Por último o senador Geraldo Mesquita e o escândalo de cobrança de “mensalinho”, denunciado por seu ex-funcionário, que foi demitido em janeiro por reclamar do confisco salarial. O mesmo deputado praticava nepotismo, e em abril a imprensa já havia noticiado a contratação de nove parentes em seu escritório. O P-SOL saiu em defesa do senador. Em nota oficial, afirmou que: “O senador não cometeu nenhuma ilegalidade. Seus funcionários trabalham e, independentemente de vínculos familiares, são pessoas qualificadas”. Com isso, assumiu o mesmo tipo de postura de Severino Cavalcanti, que defendia a contratação de seus filhos, por serem “competentes”. Por baixo do pano, o senador, para abafar o escândalo, demitiu os parentes, admitindo na prática o erro.

Todos estes equívocos partem de uma opção política equivocada, de priorizar o parlamento burguês, quando sabemos que a corrupção é característica deste. A atuação no parlamento deve servir aos interesses das lutas da classe trabalhadora, não a interesses pessoais. Para isso é necessário que os salários dos parlamentares sejam administrados pelo partido e nivelados pelo de um operário médio. Assim os parlamentares não mudam seu nível de vida e todo o salário ganho é entregue ao movimento de massas.

Um partido sem esta estrutura acaba sendo administrado pelos parlamentares, que deliberam políticas individualmente, desrespeitando as decisões do partido, como o PSOL já tem demonstrado.

Esta opção é fruto do caráter político com que se configura o PSOL. O PSOL é uma frente anticapitalista, que une setores reformistas, centristas e revolucionários. Esta estrutura proporciona uma maior influência de massas, mas também limita sua atuação política aos consensos, o que a engessa e retarda, como nos exemplos do movimento já descritos.
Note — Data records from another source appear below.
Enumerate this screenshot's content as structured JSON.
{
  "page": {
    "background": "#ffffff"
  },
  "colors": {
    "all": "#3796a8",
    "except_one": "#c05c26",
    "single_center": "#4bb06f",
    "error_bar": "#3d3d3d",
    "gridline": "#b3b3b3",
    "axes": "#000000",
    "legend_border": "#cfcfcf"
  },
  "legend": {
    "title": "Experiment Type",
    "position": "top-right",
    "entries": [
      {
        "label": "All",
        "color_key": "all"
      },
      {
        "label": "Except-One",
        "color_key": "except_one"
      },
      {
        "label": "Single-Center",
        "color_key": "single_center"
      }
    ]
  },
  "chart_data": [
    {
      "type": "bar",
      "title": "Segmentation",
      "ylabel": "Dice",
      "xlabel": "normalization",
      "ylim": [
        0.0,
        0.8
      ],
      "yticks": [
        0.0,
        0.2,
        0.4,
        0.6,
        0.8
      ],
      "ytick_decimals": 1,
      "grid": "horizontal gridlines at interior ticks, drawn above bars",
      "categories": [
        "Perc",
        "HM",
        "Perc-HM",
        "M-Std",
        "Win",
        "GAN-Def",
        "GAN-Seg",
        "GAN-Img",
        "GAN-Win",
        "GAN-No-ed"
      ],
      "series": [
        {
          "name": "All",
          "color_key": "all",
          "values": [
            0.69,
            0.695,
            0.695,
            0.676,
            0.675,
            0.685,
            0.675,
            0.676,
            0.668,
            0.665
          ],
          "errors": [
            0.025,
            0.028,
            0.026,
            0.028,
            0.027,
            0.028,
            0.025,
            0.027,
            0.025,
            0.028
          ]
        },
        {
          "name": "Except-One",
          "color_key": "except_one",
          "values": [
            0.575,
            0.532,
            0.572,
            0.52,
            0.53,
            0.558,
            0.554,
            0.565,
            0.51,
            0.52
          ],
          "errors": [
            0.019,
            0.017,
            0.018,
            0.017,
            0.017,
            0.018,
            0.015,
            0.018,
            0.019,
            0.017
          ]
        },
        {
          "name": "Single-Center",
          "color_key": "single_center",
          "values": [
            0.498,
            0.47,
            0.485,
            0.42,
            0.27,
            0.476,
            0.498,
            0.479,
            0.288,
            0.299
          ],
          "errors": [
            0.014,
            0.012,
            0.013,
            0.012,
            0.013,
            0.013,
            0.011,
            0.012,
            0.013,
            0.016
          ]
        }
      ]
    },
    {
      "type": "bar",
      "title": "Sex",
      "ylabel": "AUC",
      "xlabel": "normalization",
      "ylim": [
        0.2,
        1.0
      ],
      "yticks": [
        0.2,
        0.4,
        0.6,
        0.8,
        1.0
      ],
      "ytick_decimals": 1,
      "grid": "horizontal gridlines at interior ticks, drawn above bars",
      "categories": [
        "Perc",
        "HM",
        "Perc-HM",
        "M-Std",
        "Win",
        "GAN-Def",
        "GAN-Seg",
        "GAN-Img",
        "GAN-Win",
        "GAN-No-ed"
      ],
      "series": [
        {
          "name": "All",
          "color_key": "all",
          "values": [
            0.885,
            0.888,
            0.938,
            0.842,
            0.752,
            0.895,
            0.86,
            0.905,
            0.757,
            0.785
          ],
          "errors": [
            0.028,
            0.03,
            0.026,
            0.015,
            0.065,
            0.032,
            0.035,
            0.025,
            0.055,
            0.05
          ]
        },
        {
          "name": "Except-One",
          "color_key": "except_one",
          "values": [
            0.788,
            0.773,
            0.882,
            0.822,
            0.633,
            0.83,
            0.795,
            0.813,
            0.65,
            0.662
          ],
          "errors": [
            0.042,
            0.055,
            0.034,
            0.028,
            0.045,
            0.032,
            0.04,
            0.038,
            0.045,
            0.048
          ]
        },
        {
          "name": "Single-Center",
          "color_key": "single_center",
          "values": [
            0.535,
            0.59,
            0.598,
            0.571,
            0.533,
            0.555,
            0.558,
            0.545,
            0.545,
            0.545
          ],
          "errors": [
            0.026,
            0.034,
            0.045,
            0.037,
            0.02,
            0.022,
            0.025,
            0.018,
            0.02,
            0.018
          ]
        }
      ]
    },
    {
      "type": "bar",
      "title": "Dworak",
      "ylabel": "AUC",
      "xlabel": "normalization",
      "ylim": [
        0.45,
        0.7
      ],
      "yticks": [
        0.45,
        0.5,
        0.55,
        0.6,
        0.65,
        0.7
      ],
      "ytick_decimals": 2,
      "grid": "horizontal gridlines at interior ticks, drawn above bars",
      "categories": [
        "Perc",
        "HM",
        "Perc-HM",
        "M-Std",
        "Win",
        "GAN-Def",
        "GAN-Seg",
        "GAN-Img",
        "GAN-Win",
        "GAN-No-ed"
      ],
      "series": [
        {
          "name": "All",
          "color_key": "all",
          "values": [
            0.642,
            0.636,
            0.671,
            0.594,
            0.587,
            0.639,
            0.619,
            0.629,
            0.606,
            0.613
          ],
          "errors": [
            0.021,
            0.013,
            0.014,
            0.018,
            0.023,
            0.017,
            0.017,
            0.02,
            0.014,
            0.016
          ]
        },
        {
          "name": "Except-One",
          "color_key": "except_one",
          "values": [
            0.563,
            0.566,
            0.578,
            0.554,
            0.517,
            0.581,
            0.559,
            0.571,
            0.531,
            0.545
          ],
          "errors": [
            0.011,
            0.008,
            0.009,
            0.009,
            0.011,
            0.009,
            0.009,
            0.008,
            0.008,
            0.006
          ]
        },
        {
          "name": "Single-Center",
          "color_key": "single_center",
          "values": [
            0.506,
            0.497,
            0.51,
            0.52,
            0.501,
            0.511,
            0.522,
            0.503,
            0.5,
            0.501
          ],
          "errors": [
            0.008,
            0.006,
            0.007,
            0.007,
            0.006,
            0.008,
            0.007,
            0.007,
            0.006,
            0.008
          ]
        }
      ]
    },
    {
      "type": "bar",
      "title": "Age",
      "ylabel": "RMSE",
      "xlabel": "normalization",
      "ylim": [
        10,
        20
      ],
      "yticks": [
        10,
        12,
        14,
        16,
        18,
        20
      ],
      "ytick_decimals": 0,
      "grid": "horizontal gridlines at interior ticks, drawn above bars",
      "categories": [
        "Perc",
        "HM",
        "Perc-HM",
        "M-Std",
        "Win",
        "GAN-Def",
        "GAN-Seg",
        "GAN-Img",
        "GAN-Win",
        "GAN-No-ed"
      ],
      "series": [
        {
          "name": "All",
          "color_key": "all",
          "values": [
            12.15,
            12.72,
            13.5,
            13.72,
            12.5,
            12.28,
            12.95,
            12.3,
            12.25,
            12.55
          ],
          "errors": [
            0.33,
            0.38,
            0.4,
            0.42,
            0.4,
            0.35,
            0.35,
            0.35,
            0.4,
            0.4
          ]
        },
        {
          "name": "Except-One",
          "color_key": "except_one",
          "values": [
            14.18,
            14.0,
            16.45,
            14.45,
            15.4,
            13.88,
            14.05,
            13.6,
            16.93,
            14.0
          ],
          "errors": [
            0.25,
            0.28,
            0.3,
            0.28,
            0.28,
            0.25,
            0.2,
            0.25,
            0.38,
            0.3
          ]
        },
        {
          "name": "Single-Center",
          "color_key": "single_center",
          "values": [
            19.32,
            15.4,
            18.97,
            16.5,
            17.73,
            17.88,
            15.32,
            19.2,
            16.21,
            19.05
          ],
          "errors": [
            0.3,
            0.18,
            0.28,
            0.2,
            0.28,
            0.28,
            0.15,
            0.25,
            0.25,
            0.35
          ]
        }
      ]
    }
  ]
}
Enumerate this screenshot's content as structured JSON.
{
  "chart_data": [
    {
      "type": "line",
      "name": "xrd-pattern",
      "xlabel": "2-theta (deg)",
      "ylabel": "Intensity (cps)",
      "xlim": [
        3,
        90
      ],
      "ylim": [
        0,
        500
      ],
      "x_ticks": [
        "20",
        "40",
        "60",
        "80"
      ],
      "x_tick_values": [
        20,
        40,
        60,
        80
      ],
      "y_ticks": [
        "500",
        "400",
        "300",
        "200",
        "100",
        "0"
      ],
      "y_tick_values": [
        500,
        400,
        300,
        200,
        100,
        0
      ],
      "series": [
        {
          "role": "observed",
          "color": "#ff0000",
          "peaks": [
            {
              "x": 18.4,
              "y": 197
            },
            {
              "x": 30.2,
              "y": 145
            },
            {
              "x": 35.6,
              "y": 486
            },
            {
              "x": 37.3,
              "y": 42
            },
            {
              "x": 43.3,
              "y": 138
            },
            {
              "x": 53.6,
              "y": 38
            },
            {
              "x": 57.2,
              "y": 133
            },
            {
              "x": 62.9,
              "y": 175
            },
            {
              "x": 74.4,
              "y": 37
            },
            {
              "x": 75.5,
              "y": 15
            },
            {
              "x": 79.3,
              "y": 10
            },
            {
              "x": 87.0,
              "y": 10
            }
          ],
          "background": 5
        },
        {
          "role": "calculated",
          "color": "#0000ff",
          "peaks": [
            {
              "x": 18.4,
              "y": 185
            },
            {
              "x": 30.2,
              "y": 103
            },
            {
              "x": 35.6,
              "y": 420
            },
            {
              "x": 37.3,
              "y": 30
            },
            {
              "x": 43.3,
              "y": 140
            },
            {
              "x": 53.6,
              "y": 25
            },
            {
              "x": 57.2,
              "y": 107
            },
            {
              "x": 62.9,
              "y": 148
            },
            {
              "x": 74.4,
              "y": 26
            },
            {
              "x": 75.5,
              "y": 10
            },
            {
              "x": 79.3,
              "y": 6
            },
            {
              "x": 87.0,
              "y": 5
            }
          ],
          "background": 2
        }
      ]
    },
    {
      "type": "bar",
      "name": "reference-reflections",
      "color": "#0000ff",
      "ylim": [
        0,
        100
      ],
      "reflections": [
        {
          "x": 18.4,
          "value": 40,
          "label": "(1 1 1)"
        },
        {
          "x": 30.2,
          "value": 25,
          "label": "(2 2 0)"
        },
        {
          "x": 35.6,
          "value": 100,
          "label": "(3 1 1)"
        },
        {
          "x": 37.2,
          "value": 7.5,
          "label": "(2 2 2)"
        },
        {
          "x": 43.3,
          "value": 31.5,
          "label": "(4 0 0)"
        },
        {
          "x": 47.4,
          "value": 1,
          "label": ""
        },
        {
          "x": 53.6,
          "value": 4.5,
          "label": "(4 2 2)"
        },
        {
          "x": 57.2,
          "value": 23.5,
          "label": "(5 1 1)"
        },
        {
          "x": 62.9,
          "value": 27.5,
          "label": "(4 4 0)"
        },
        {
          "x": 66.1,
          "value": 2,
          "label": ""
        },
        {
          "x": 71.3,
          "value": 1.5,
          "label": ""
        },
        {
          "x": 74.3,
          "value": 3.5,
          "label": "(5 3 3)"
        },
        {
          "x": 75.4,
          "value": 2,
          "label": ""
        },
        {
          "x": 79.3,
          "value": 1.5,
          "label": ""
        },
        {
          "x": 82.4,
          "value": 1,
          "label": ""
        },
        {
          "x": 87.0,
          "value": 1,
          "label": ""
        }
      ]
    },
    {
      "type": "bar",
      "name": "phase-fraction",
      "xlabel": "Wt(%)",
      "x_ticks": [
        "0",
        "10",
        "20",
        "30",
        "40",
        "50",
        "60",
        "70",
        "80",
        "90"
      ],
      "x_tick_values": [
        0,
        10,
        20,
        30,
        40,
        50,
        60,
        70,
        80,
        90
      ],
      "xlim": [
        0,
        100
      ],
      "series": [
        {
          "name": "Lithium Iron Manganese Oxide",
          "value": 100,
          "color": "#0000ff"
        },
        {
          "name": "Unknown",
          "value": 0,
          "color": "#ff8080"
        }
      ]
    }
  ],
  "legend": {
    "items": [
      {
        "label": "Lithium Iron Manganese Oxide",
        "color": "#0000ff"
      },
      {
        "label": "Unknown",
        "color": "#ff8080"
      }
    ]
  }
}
Por este motivo é essencial a construção de um partido revolucionário, um partido que não seja refém de consensos com setores que não têm compromisso com a revolução.
Respeitamos a opção feita pela CST, assim como reconhecemos a luta dos demais valorosos companheiros que se dedicam à construção do PSOL, mas descordamos da opinião de que é possível ganhar o PSOL para a revolução, e por isso fazemos um chamado a estes e todos os que acreditam na construção da Revolução Socialista, para que venham construir conosco esta importante ferramenta de luta para a classe trabalhadora, que é o partido revolucionário. Venham construir conosco o PSTU.